Physicians who do not have a very detailed way of thinking about pelvic pain may have a very binary thought process. Pelvic pain? try some hormones? didn't work? ok let's do a hysterectomy.
That's a problem, and what people are trying to discourage against when they talk about hysterectomy not being part of treatment for endometriosis.
But when one takes a more specific analysis of pelvic pain, once can identify the patient who really will benefit from a hysterectomy.
The uterus is primarily innervated through sympathetic nerves that go up near the uterosacral ligaments and then up the sympathetics plexuses. Signals carried through these nerves create a dull, aching pain. This pain may radiate into the back as well. Reliably so, a patient will indicate the location of this pain with their entire hand over their lower pelvis, as opposed to a single finger over a specific point of pain.
Uterine pain generally gets much worse with menstruation. In, fact if it doesn't get worse with menstruation I think its probably not coming from the uterus.
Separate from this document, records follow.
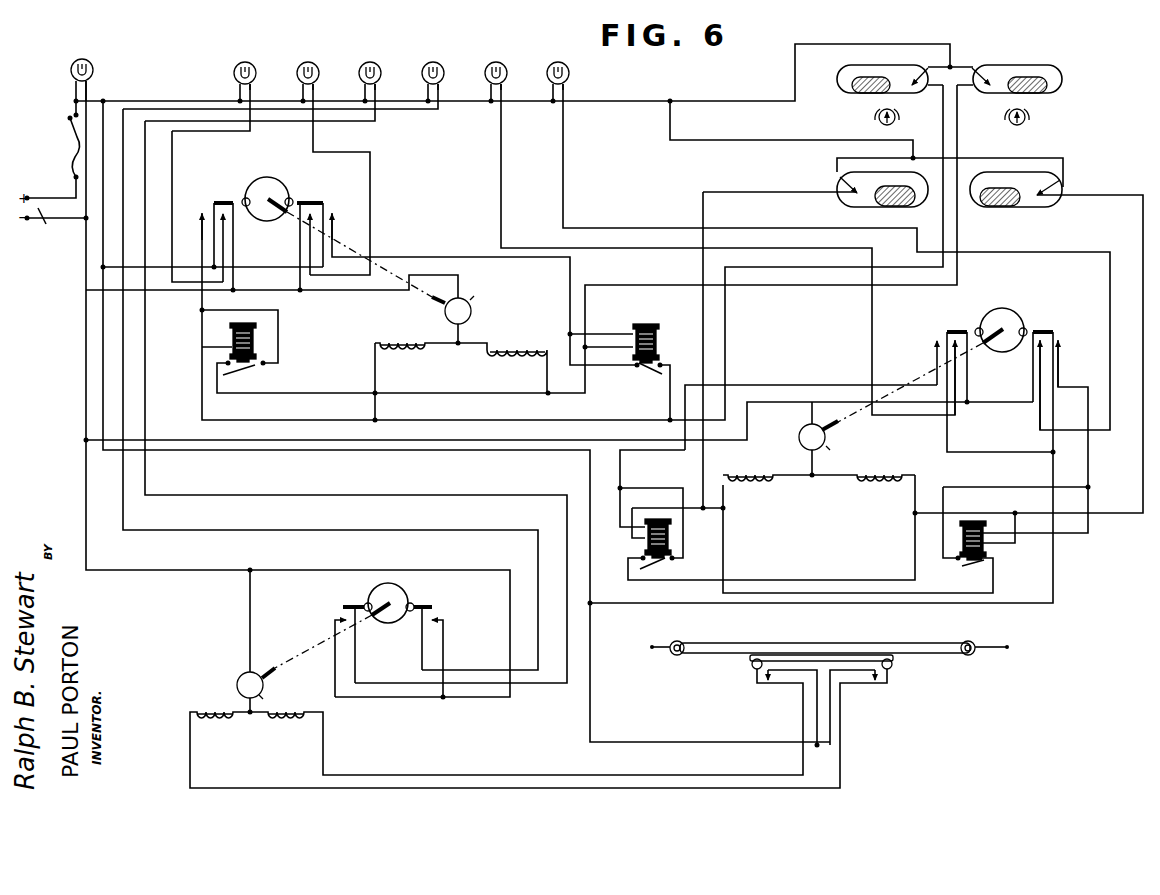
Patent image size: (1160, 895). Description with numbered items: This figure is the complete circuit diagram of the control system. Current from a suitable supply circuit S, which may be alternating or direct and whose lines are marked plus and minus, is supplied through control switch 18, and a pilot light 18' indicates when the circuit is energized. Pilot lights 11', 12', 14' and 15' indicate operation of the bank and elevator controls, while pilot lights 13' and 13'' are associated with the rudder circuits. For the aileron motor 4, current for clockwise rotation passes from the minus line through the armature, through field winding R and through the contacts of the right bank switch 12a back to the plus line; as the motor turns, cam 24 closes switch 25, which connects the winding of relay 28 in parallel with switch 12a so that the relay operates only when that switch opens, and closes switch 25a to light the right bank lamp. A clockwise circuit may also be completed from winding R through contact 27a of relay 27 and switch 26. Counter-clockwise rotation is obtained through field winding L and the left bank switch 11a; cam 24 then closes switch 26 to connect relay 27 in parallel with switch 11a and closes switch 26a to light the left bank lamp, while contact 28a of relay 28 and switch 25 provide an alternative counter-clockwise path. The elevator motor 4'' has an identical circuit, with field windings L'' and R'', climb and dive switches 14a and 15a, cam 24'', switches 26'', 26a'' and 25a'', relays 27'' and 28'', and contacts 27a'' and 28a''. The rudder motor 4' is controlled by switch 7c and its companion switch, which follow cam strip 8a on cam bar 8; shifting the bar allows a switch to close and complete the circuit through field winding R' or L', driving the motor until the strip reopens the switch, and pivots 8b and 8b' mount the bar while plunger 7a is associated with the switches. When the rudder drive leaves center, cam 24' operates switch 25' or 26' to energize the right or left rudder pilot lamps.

The pilot light 18' is at (90, 71).
The switch 18 is at (57, 147).
The supply circuit S is at (46, 229).
The pilot light 11' is at (233, 66).
The pilot light 12' is at (297, 66).
The pilot light 13' is at (382, 64).
The pilot light 13'' is at (421, 73).
The pilot light 14' is at (481, 73).
The pilot light 15' is at (540, 73).
The left bank switch 11a is at (838, 79).
The right bank switch 12a is at (1062, 80).
The climb switch 14a is at (838, 180).
The dive switch 15a is at (1063, 185).
The switch operating cam 24 is at (337, 226).
The switch 25 is at (322, 235).
The switch 26 is at (210, 235).
The switch 26a is at (238, 248).
The switch 25a is at (289, 244).
The aileron motor 4 is at (459, 310).
The field winding L is at (402, 333).
The field winding R is at (517, 339).
The control relay 27 is at (269, 342).
The relay contact 27a is at (259, 377).
The control relay 28 is at (658, 343).
The relay contact 28a is at (632, 381).
The switch operating cam 24'' is at (947, 363).
The switch 26'' is at (935, 352).
The switch 25' is at (751, 509).
The switch 26a'' is at (983, 378).
The switch 25a'' is at (1007, 385).
The elevator operating motor 4'' is at (801, 441).
The field winding L'' is at (752, 490).
The field winding R'' is at (879, 464).
The control relay 27'' is at (681, 538).
The relay contact 27a'' is at (666, 577).
The control relay 28'' is at (993, 544).
The relay contact 28a'' is at (952, 572).
The cam 24' is at (360, 623).
The switch 26' is at (337, 647).
The rudder motor 4' is at (240, 683).
The field winding L' is at (215, 735).
The field winding R' is at (286, 708).
The cam bar 8 is at (830, 645).
The cam strip 8a is at (867, 656).
The pivot 8b is at (667, 664).
The pivot 8b' is at (987, 665).
The switch 7c is at (760, 695).
The solenoid plunger 7a is at (881, 688).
Uterine pain is more common in women who have had children, and the more children the more common it is.
Most uterine pain will also be associated with deep aching pain with intercourse, particularly if the uterus is retroverted. And I think most important, one should be able to squeeze on the uterus during a pelvic exam and have the patient say "YES that is the pain that I am feeling!"
Many of these symptoms can also be from non-uterine pain as well, which can sometimes complicate the diagnosis. Endometriosis around the sympathetic nerve trunks from the uterus may mimic uterine pain. Similarly, uterosacral endometriosis will also cause pain with deep intercourse (though typically this would be a sharper point type pain).
I recently had a patient who came to see me for whom I recommended a hysterectomy and endometriosis excision. Her previous physician had recommended the same, but because that plan had not been explained with a very specific reasoning that made sense, the woman did not really accept the advice. I saw her and made the same recommendation, but because I was able to really explain why I came to that conclusion, it was much more acceptable to the patient.